The crumbling housing market has been a major factor behind the slowdown in the U.S. economy. Bernanke said the "near-term prospects for the housing market remain uncertain."
Even so, Bernanke stuck with the Federal Reserve's assessment that the economy is likely to grow at a moderate pace over the coming quarters. He also repeated the Fed's belief that inflation also should ease in the months ahead, but he warned that underlying inflation remains "uncomfortably high."
To be sure, Bernanke was careful to hedge the Fed's economic bets. The housing slump could turn out to be worse than expected, perhaps exacerbated by problems in the market for risky mortgages, he said. Recent weakness in business investment also could persist, he added. Those forces could further dampen economic growth.

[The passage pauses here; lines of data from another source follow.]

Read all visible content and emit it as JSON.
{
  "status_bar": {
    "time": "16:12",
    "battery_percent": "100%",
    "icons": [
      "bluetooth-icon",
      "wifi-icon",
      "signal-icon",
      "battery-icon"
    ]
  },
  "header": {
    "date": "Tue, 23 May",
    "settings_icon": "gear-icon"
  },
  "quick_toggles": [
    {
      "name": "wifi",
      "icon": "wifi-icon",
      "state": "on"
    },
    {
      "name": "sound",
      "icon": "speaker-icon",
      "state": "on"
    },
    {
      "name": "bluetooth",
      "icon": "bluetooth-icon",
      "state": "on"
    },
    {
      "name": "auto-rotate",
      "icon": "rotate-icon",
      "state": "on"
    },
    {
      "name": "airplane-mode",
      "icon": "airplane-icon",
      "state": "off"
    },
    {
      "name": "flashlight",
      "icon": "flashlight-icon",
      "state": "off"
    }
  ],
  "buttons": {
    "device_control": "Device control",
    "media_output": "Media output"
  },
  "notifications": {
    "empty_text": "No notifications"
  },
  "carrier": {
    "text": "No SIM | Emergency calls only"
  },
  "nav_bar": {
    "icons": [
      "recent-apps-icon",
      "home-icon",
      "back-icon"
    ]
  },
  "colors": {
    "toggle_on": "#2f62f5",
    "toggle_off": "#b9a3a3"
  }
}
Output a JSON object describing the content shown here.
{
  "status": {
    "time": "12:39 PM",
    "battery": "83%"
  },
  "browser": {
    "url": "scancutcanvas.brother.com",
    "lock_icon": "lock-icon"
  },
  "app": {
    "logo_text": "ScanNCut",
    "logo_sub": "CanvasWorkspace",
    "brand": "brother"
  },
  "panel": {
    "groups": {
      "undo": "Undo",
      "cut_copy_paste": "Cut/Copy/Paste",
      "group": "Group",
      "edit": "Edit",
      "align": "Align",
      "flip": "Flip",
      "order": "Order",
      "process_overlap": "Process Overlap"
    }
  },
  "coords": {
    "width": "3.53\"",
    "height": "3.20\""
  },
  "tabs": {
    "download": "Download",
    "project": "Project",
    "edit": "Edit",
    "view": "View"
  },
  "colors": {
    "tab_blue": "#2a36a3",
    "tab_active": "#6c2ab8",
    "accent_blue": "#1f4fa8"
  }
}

On the other hand, consumers, who proved "quite resilient" despite the housing slump and increases in energy prices, could continue to keep spending at a pace that would make the economy grow faster than currently expected, he said. And, there are other forces, including a still-good jobs market that is producing fatter paychecks, that could push up inflation.
The Fed chief's testimony comes amid fresh questions about the country's economic health, given problems with subprime mortgages, stock market turbulence and worries about the severity of the housing slump.
Against this backdrop, Sen. Charles Schumer, D-N.Y., chairman of the Joint Economic Committee, and some other lawmakers said the Fed should be open to cutting interest rates.
"Another reason to be open to an easing of monetary policy is the concern that the housing market adjustment is far from over," Schumer said. "Recent housing data has offered little encouragement that the market might be stabilizing. So it is still too early to tell if the worst is over for the housing market," he added.